(THIS ARTICLE IS COURTESY OF FORBES INVESTING MARKET MOVES)
How Does Centrally Planned China Raise Capital?
Through careful planning and strategic economic policy reforms, mainland China has evolved from a country struck by poverty to the world’s second largest economy. But don’t think this was solely the Chinese bureaucrats’ doing. The U.K.’s special “present” to China proved to be essential to the story of China’s miraculous development.
In 1997, Tony Blair, who was U.K.’s prime minister at the time, went to Hong Kong to give the city back to Beijing. 156 years of colonial rule had completely transformed the city.
What was once a backwards fishing village, was now one of the worlds’ most important financial hubs.
Hong Kong currently has the highest concentration of international banks in the world. The 71 largest international banks and almost 300 international fund management companies are housed in Hong Kong. The island also has most beneficial legal regulations for both residents and companies.
China basically saw Hong Kong attending a 150 yearlong financial course. The financial powerhouse now belongs back to the Middle Kingdom that uses it to funnel foreign capital into its centrally planned economy. Something the mainland wasn’t able to do by itself.

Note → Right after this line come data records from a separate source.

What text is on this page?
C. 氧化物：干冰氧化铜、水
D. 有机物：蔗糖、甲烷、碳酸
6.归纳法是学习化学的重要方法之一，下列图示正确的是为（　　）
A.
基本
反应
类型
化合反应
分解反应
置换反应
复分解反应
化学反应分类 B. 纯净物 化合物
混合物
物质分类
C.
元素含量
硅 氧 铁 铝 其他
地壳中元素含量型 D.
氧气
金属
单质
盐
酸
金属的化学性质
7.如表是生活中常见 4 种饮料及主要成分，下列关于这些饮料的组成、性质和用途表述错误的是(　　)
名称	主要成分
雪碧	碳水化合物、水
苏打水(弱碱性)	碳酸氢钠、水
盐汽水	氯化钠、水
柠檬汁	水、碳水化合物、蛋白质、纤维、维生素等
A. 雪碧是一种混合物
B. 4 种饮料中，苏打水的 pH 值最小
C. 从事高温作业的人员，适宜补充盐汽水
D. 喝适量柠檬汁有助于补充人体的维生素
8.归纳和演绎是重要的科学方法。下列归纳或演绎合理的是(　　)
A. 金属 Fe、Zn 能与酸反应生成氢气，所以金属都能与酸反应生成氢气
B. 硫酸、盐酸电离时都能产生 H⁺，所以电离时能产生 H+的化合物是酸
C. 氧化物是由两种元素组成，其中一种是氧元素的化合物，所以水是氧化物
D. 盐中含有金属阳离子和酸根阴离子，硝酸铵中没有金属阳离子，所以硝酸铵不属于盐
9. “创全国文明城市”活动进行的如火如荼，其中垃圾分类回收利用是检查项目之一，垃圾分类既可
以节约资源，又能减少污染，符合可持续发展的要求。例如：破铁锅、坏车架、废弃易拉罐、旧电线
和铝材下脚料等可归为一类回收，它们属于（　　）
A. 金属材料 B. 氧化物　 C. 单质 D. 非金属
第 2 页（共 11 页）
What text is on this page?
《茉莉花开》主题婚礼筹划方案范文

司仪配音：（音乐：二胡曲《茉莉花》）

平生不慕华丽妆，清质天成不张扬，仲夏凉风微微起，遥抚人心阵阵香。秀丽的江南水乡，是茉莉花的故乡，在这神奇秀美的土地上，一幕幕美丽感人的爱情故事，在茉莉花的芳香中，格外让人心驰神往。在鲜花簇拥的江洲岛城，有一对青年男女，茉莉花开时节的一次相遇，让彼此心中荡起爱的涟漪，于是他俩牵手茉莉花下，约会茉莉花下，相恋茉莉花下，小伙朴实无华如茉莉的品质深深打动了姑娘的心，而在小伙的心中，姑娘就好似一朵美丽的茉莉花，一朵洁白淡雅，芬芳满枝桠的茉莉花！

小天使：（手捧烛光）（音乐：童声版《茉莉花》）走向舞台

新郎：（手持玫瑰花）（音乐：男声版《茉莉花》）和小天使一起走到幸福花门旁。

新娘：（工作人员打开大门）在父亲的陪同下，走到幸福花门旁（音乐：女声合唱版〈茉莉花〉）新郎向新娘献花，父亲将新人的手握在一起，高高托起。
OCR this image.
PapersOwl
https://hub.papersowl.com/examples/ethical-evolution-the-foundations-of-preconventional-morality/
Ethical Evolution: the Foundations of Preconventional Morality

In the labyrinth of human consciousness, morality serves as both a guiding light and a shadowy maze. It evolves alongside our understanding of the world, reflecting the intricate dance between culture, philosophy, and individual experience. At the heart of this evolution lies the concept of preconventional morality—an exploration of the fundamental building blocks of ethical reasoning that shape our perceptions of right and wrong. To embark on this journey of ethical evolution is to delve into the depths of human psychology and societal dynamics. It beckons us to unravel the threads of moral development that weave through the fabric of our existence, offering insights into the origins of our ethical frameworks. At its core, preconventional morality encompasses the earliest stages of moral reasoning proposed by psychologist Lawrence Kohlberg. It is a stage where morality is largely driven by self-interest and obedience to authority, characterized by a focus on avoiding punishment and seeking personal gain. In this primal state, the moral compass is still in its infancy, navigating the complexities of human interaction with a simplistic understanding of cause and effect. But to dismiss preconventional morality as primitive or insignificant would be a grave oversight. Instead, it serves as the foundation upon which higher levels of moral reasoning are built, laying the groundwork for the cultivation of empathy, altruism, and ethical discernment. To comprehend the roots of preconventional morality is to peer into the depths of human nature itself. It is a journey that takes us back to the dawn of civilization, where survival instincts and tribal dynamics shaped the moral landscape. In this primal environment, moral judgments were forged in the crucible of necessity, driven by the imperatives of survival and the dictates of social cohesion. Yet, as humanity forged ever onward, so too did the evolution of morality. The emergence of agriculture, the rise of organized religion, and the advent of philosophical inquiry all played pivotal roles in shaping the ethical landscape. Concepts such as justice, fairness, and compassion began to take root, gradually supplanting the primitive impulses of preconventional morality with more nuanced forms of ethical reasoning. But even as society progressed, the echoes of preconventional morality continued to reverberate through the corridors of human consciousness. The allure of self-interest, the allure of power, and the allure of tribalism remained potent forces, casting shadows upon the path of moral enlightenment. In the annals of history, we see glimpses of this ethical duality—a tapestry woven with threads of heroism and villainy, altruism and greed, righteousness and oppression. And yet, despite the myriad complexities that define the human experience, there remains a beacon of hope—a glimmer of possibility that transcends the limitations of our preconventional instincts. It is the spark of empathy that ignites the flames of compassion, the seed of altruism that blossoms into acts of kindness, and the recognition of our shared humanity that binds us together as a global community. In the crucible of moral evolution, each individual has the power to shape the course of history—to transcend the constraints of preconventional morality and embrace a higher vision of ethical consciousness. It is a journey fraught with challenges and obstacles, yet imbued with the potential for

Never before has a centrally planned economy ever received such a precious gift as Hong Kong.
How Hong Kong feeds China
Companies in planned economies – like China’s – typically have a hard time raising capital. That makes Hong Kong a key factor in China’s economic development.
With its leading financial institutions in place, Hong Kong is able to raise capital unhindered by political or economic instability. A problem free market economies like in the U.S. generally have to deal with.
Four years before Hong Kong was given back to China, it was responsible for 27% of China’s GDP. Let’s put this in perspective. At the time, only 6.5 million people lived in Hong Kong while mainland China had a population of 1 billion people. It’s easy to see that Hong Kong’s impact on China’s economic growth was tremendous.
The mainland did catch up over time as the graph below clearly illustrates. By 2017, Hong Kong accounted for merely 3% of the GDP.
Hong Kong’s return in 1997 coincided with the dramatic rise of China’s GDP.
China’s economic growth was partially due to twenty years of export-oriented policies from Beijing. But without Hong Kong’s well-established financial markets, necessary funds couldn’t have been raised.